The relaxational properties of compositionally disordered ABO3 perovskites

Random lattice disorder produced by chemical substitution in ABO(3) perovskites can lead to the formation of dipolar impurities and defects that have a profound influence on the static and dynamic properties of these materials that are the prototypical soft ferroelectric (FE) mode systems. In these highly polarizable host lattices, dipolar entities form polar nanodomains whose size is determined by the dipolar correlation length, r(c), of the host and that exhibit dielectric relaxation in an applied ac field.
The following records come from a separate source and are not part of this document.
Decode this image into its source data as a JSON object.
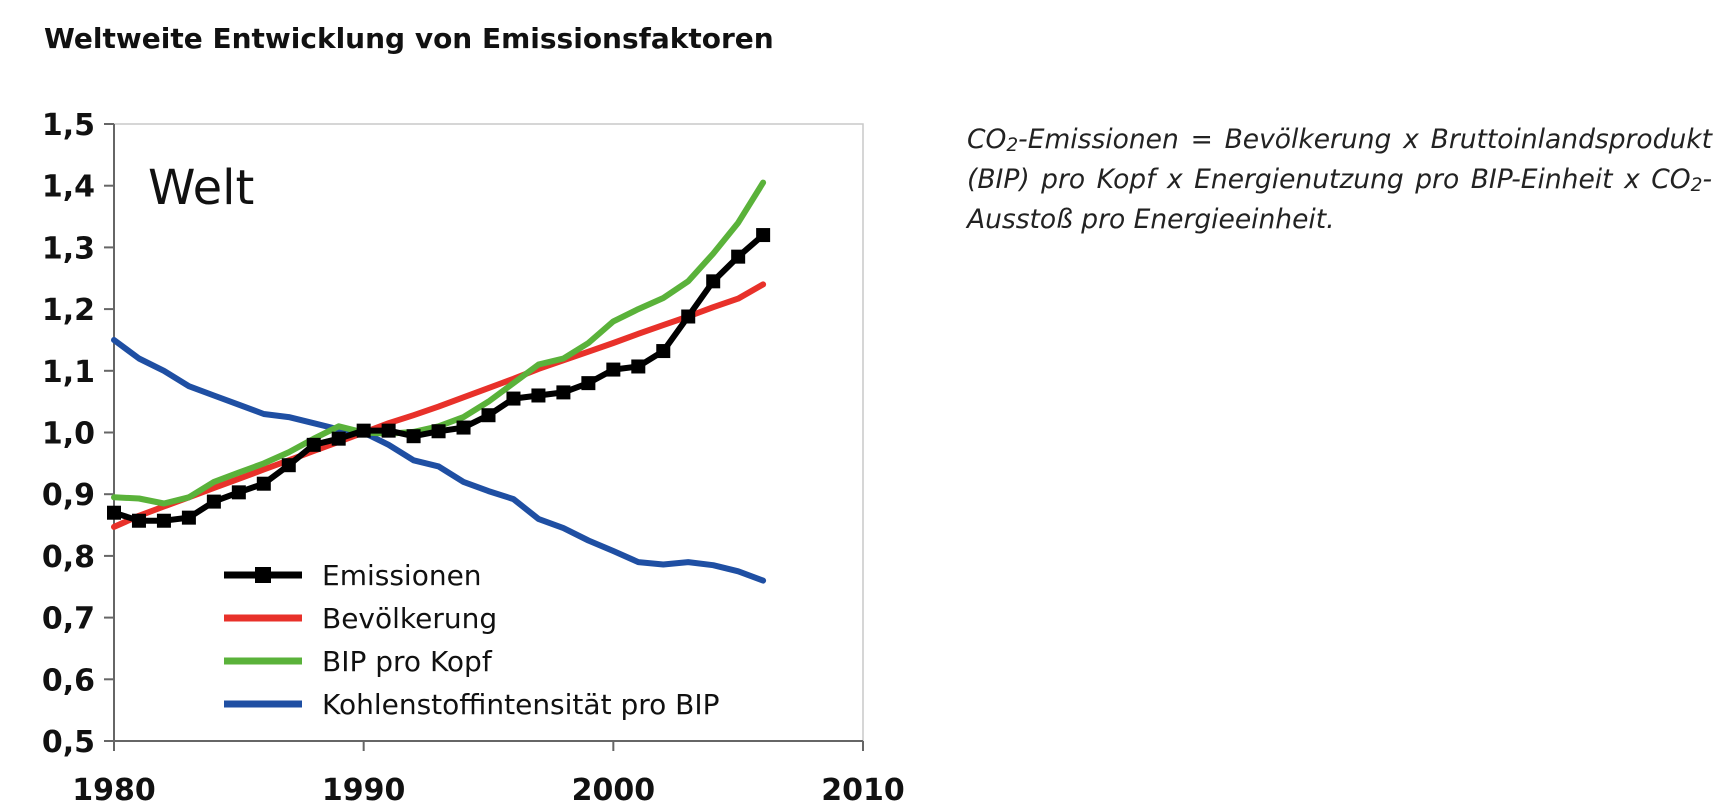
{
  "page": {
    "title": "Weltweite Entwicklung von Emissionsfaktoren"
  },
  "annotation": {
    "before_sub1": "CO",
    "sub1": "2",
    "after_sub1": "-Emissionen = Bevölkerung x Bruttoinlandsprodukt (BIP) pro Kopf x Energienutzung pro BIP-Einheit x CO",
    "sub2": "2",
    "after_sub2": "-Ausstoß pro Energieeinheit."
  },
  "chart_data": {
    "type": "line",
    "title": "Welt",
    "xlabel": "",
    "ylabel": "",
    "xlim": [
      1980,
      2010
    ],
    "ylim": [
      0.5,
      1.5
    ],
    "x_ticks": [
      "1980",
      "1990",
      "2000",
      "2010"
    ],
    "x_tick_values": [
      1980,
      1990,
      2000,
      2010
    ],
    "y_ticks": [
      "0,5",
      "0,6",
      "0,7",
      "0,8",
      "0,9",
      "1,0",
      "1,1",
      "1,2",
      "1,3",
      "1,4",
      "1,5"
    ],
    "y_tick_values": [
      0.5,
      0.6,
      0.7,
      0.8,
      0.9,
      1.0,
      1.1,
      1.2,
      1.3,
      1.4,
      1.5
    ],
    "grid": false,
    "legend_position": "bottom-left inside",
    "x": [
      1980,
      1981,
      1982,
      1983,
      1984,
      1985,
      1986,
      1987,
      1988,
      1989,
      1990,
      1991,
      1992,
      1993,
      1994,
      1995,
      1996,
      1997,
      1998,
      1999,
      2000,
      2001,
      2002,
      2003,
      2004,
      2005,
      2006
    ],
    "series": [
      {
        "name": "Emissionen",
        "color": "#000000",
        "markers": true,
        "values": [
          0.87,
          0.857,
          0.857,
          0.862,
          0.888,
          0.903,
          0.917,
          0.947,
          0.98,
          0.99,
          1.003,
          1.003,
          0.994,
          1.002,
          1.008,
          1.028,
          1.055,
          1.06,
          1.065,
          1.08,
          1.102,
          1.107,
          1.132,
          1.188,
          1.245,
          1.285,
          1.32
        ]
      },
      {
        "name": "Bevölkerung",
        "color": "#e8312a",
        "markers": false,
        "values": [
          0.847,
          0.865,
          0.88,
          0.895,
          0.91,
          0.925,
          0.94,
          0.955,
          0.97,
          0.985,
          1.0,
          1.015,
          1.028,
          1.042,
          1.057,
          1.072,
          1.087,
          1.103,
          1.117,
          1.131,
          1.145,
          1.16,
          1.174,
          1.188,
          1.203,
          1.217,
          1.24
        ]
      },
      {
        "name": "BIP pro Kopf",
        "color": "#5ab23a",
        "markers": false,
        "values": [
          0.895,
          0.893,
          0.885,
          0.895,
          0.92,
          0.935,
          0.95,
          0.968,
          0.99,
          1.01,
          1.0,
          0.998,
          1.001,
          1.01,
          1.025,
          1.05,
          1.08,
          1.11,
          1.12,
          1.145,
          1.18,
          1.2,
          1.218,
          1.245,
          1.29,
          1.34,
          1.405
        ]
      },
      {
        "name": "Kohlenstoffintensität pro BIP",
        "color": "#1f4fa3",
        "markers": false,
        "values": [
          1.15,
          1.12,
          1.1,
          1.075,
          1.06,
          1.045,
          1.03,
          1.025,
          1.015,
          1.005,
          1.0,
          0.98,
          0.955,
          0.945,
          0.92,
          0.905,
          0.892,
          0.86,
          0.845,
          0.825,
          0.808,
          0.79,
          0.786,
          0.79,
          0.785,
          0.775,
          0.76
        ]
      }
    ]
  }
}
In the very dilute limit (<0.1 at.%) each domain behaves as a, non-interacting dipolar entity with a single relaxation time. At higher concentrations of disorder, however, the domains can interact leading to more complex relaxational behaviour. Among the manifestations of such behaviour is the formation of a glass-like relaxor (R) state, or even an ordered FE state for a sufficiently high concentration of overlapping domains. After a brief discussion of the physics of random-site electric dipoles in dielectrics, this review begins with the simplest cases, namely the relaxational properties of substitutional impurities (e.g:, Mn, Fe and Ca) in the quantum paraelectrics KTaO3 and. SrTiO3. This is followed by discussions of the relaxational properties of Li- and Nb-doped KTaO3 and of the strong relaxors in the PbMg1/3Nb2/3O3 and La-substituted PbZr1-xTixO3 families. Some emphasis will be on the roles of pressure and applied do biasing electric fields in understanding the physics of these materials including the R-to-FE crossover.